A portion of the wife’s letter to Mrs. Todhetley had run as follows: “Thank you very much for your kind inquiries after my husband, and for your hope that he is not overworking himself. He is. But I suppose I must have said something about it in my last letter (I am ashamed to remember that it was written two years ago!) that induced you to refer to it. That he is overworking himself I have known for a long time: and things that he has said lately have tended to alarm me. He speaks of sometimes getting confused in the head. In the midst of a close calculation he will suddenly seem to lose himself—lose memory and figures and all, and then he has to leave off for some minutes, close his eyes, and keep perfectly still, or else leave his stool and take a few turns up and down the room. Another thing he mentions—that the figures dance before his eyes in bed at night, and he is adding them up in his brain as if it were daytime and reality. It is very evident to me that he wants change and rest.”

“And what a foolish fellow he must have been not to take it before this!” cried the Squire, commenting on parts of the letter, while Mrs. Todhetley wrote.

“Perhaps that is what he has not been able to do, sir,” I said.

“Not able! Why, what d’ye mean, Johnny?”

“It is difficult for a banker’s clerk to get holiday. Their work has to go on all the same.”

“Difficult! when a man’s powers are breaking down! D’ye think bankers are made of flint and steel, not to give their clerks holiday when it is needed? Don’t you talk nonsense, Johnny Ludlow.”

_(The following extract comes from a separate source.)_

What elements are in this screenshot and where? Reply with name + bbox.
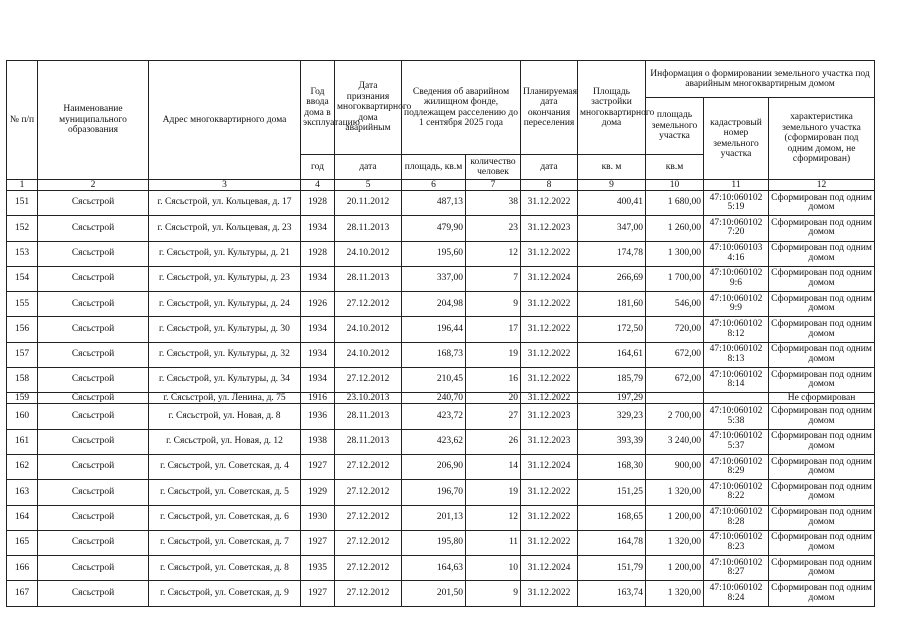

But I was not so far wrong, after all. There came a letter of warm thanks from Mr. Marks himself in answer to Mrs. Todhetley’s invitation. He said how much he should have liked to accept it and what great good it would certainly have done him; but that upon applying for leave he found he could not be spared. So there seemed to be an end of it; and we hoped he would get better without the rest, and rub on as other clerks have to rub on. But in less than a month he wrote again, saying he would come if the Squire and Mrs. Todhetley were still pleased to have him. He had been so much worse as to be obliged to tell Mr. Brown the truth—that he believed he must have rest; and Mr. Brown had granted it to him.

It was the Wednesday in Passion Week, and a fine spring day, when James Marks arrived at Dyke Manor. Easter was late that year. He was rather a tall man, with dark eyes and very thin hair; he wore spectacles, and at first was rather shy in manner.

You should have seen his delight in the change. The walks he took, the enjoyment of what he called the sweet country. “Oh,” he said one day to us, “yours must be the happiest lot on earth. No forced work; your living assured; nothing to do but to revel in this health-giving air! Forgive my freedom, Mr. Todhetley,” he added a moment after: “I was contrasting your lot with my own.”